In certain languages, new forms of a word with slightly different meanings can be created by adding one of the standard set of so-called inflectional suffixes used in that language. For example, the verb work can be made to fit a third person by adding an inflectional suffix -s to make he/she/it works. Some languages use this tool to create different forms of words profusely. In the image below, taken from Milin et al. (2009), you can see that in Serbian seven different suffixes presented on the x-axis can be attached to the base of the feminine noun book to create new word forms (e.g., knjigom means with the book). Words that follow the same process of inflection are then said to belong to the same inflectional class. In the example below, book has a distribution of relative frequencies of its word-forms that is nearly identical to the one of the entire class it belongs to (feminine a-class). In turn, the Serbian word meaning open-sea shows a substantial lack of alignment to the class. This lack of alignment is measured in terms of relative entropy (hence the name). Studies show that words with a word-form frequency distribution more similar to the word-form frequency of their entire class are processed faster. In other words, it is easier to deal with words like book which show a word-form frequency pattern like most words in their class, than with words like open-sea.

These findings come primarily from visual lexical decision studies. In these studies, the participants are presented with written words and made-up strings of letters. Their task is to decide whether something is a word or not as quickly and as accurately as possible. However, spoken word recognition and reading are not quite one and the same. For example, the acoustic signal unfolds in time, while a single word (or a non-word string of letters) can be glimpsed in a single look. Additionally, one can always have another look at a written word, but we cannot “turn back time” and replay something that had already been uttered. For those and other reasons I do not mention here, we decided to test whether the relative entropy effect can be replicated in an auditory lexical decision task. That is, we presented our participants with audio recordings of words and non-words, rather than written words and strings of letters with no meaning. We also tested the effect in a new language (Romanian) and used verbs and their different forms, rather than nouns as in the example above. The effect of relative entropy in verbs was already recorded in a previous study, but in Serbian and with written words ( Filipović-Đurđević & Gatarić, 2018).

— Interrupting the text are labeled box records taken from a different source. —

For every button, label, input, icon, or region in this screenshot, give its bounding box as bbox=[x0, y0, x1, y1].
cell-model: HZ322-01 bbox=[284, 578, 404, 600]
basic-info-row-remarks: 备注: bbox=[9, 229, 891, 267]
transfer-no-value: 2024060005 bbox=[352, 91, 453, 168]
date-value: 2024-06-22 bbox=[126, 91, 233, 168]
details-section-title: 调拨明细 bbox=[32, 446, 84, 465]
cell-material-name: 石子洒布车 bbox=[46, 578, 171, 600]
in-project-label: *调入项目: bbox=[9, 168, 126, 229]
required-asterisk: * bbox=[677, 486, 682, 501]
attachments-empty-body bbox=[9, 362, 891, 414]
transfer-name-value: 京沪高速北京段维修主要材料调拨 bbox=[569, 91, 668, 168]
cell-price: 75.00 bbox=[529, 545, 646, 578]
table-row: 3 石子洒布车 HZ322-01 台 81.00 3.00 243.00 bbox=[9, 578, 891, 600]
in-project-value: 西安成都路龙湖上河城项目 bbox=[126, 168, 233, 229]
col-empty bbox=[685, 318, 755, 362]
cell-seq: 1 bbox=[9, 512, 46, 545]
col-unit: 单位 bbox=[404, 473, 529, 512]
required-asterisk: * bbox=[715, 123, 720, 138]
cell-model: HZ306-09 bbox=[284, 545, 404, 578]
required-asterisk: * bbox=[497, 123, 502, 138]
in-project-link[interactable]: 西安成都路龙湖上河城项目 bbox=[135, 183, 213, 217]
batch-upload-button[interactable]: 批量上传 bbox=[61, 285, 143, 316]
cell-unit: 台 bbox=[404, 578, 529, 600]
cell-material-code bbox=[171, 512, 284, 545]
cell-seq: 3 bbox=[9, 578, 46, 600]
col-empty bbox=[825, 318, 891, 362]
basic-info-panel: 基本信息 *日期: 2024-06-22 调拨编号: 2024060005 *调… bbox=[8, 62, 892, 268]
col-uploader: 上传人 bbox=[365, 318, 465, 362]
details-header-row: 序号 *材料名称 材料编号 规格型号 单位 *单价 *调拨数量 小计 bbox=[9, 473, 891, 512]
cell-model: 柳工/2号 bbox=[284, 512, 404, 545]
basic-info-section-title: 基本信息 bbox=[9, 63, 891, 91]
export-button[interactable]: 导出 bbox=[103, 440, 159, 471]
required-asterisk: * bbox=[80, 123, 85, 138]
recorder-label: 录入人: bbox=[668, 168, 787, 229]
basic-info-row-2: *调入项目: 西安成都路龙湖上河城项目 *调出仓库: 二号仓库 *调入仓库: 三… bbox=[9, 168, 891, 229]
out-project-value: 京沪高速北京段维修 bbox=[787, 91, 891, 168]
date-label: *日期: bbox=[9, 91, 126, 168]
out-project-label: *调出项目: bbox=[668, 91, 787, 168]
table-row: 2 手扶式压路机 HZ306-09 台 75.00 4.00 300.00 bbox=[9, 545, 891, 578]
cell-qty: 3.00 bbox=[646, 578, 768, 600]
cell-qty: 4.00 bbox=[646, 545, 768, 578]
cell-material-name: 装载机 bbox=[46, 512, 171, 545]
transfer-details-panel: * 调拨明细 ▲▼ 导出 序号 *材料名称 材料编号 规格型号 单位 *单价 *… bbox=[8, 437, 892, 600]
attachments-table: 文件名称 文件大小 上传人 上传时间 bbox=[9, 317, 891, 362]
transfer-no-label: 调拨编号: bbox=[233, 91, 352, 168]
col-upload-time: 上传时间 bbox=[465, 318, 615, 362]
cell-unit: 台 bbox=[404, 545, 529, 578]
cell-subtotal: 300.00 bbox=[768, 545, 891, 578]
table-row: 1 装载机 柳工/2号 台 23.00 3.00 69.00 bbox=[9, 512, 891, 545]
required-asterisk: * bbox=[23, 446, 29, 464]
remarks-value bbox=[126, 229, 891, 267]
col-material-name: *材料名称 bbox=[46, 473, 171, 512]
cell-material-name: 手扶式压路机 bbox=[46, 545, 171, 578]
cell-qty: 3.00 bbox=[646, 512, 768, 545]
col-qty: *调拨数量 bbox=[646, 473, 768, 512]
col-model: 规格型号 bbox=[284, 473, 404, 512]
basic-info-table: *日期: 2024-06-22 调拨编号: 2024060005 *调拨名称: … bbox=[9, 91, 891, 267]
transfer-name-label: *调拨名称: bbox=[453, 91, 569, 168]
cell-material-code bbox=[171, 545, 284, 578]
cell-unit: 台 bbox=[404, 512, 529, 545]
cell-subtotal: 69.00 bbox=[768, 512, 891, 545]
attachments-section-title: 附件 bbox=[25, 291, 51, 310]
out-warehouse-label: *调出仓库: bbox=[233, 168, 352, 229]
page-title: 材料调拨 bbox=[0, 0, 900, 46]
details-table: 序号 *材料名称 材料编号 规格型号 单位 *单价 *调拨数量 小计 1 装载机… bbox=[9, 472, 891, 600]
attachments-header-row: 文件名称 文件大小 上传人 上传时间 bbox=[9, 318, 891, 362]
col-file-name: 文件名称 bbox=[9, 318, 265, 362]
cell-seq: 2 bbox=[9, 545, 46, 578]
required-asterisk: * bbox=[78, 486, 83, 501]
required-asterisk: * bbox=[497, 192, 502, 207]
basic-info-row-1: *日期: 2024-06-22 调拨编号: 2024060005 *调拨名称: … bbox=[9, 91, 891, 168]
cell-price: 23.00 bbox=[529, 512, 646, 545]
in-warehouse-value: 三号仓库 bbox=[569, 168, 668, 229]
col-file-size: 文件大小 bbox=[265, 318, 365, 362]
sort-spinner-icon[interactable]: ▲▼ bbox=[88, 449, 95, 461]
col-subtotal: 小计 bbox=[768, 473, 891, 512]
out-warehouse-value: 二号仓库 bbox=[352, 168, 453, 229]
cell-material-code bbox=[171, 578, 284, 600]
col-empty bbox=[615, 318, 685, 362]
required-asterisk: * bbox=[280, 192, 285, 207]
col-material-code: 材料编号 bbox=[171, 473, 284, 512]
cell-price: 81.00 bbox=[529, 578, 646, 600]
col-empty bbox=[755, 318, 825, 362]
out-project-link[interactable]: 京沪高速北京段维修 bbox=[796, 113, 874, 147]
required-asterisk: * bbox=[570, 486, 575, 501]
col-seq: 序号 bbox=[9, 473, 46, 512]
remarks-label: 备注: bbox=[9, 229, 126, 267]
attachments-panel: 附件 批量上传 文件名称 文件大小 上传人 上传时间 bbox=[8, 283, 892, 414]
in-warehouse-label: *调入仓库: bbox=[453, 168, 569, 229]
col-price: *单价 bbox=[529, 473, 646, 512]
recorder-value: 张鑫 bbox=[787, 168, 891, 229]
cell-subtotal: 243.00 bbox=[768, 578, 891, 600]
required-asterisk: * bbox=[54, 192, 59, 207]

Our results also captured the relative entropy effect, as can be seen in the figure at the top of this page. The figure shows the effect for the time it takes participants to recognize whether the sound recording is a word of Romanian, but we found a similar effect for participant accuracy. If a verb has a distribution of relative frequencies of its forms that is much different than the class it belongs to, listeners make more errors (they are more prone to say that it is not a word) or they respond to the verb more slowly. These findings are important because they inform us that speakers of a language are sensitive to patterns found in the language and that they learn these patterns and adjust their language processing accordingly. The purpose of mentally storing information about some statistical regularities in language is to enable faster decision making and to make decisions in cases of uncertainty more likely to be accurate. Much more detail and topics I do not mention in this brief overview can be found in our research article.